Likelihood, score function and information matrix,
approximate ancillary statistics and sample space derivative
for the generalized Pareto distribution parametrized in terms of average maximum of N
exceedances.
The parameter N
corresponds to the number of threshold exceedances of interest over which the maxima is taken.
\(z\) is the corresponding expected value of this block maxima.
Note that the actual parametrization is in terms of excess expected mean, meaning expected mean minus threshold.

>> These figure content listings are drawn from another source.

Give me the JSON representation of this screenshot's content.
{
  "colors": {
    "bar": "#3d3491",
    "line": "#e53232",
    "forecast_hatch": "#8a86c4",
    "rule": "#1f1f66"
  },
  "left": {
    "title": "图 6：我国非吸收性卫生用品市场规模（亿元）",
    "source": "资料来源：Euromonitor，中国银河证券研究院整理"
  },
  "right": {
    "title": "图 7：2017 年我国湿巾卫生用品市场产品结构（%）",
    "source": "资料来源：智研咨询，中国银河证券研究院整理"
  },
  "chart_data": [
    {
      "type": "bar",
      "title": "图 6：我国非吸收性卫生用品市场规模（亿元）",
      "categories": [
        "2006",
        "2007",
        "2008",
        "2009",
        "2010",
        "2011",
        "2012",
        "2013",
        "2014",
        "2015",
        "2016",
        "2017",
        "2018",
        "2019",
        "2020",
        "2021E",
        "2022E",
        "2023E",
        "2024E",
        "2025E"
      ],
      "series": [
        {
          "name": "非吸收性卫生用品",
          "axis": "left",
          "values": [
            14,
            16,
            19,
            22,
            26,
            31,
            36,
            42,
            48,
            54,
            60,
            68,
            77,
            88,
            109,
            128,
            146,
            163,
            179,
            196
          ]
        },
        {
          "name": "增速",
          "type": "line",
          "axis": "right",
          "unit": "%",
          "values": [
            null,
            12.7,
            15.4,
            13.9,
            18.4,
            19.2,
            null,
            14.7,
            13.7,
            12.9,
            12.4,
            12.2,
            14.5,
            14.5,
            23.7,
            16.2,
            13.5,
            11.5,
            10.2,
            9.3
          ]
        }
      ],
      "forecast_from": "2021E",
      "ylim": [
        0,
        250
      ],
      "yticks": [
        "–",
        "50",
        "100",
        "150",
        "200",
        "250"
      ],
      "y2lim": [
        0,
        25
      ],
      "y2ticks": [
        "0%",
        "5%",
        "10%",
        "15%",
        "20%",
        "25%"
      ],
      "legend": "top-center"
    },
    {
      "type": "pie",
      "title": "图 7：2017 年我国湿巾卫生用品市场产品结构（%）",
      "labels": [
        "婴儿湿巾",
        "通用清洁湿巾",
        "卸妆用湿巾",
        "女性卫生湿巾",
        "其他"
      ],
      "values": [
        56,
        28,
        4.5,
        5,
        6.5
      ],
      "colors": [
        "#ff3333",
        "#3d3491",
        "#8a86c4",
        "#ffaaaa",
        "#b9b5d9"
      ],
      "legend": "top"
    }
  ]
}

vector of length 2 containing \(z\) and \(\xi\), respectively the mean excess of the maxima of N exceedances above the threshold and the shape parameter.
sample vector
block size for threshold exceedances.
numerical tolerance for the exponential model
vector calculated by gpdN.Vfun
gpdN.ll(par, dat, N, tol=1e-5)
gpdN.score(par, dat, N)
gpdN.infomat(par, dat, N, method = c('obs', 'exp'), nobs = length(dat))
gpdN.Vfun(par, dat, N)
gpdN.phi(par, dat, N, V)
gpdN.dphi(par, dat, N, V)
gpdN.ll
: log likelihood
gpdN.score
: score vector
gpdN.infomat
: observed information matrix for GP parametrized in terms of mean of the maximum of N
exceedances and shape
gpdN.Vfun
: vector implementing conditioning on approximate ancillary statistics for the TEM
gpdN.phi
: canonical parameter in the local exponential family approximation
gpdN.dphi
: derivative matrix of the canonical parameter in the local exponential family approximation
Leo Belzile
The observed information matrix was calculated from the Hessian using symbolic calculus in Sage.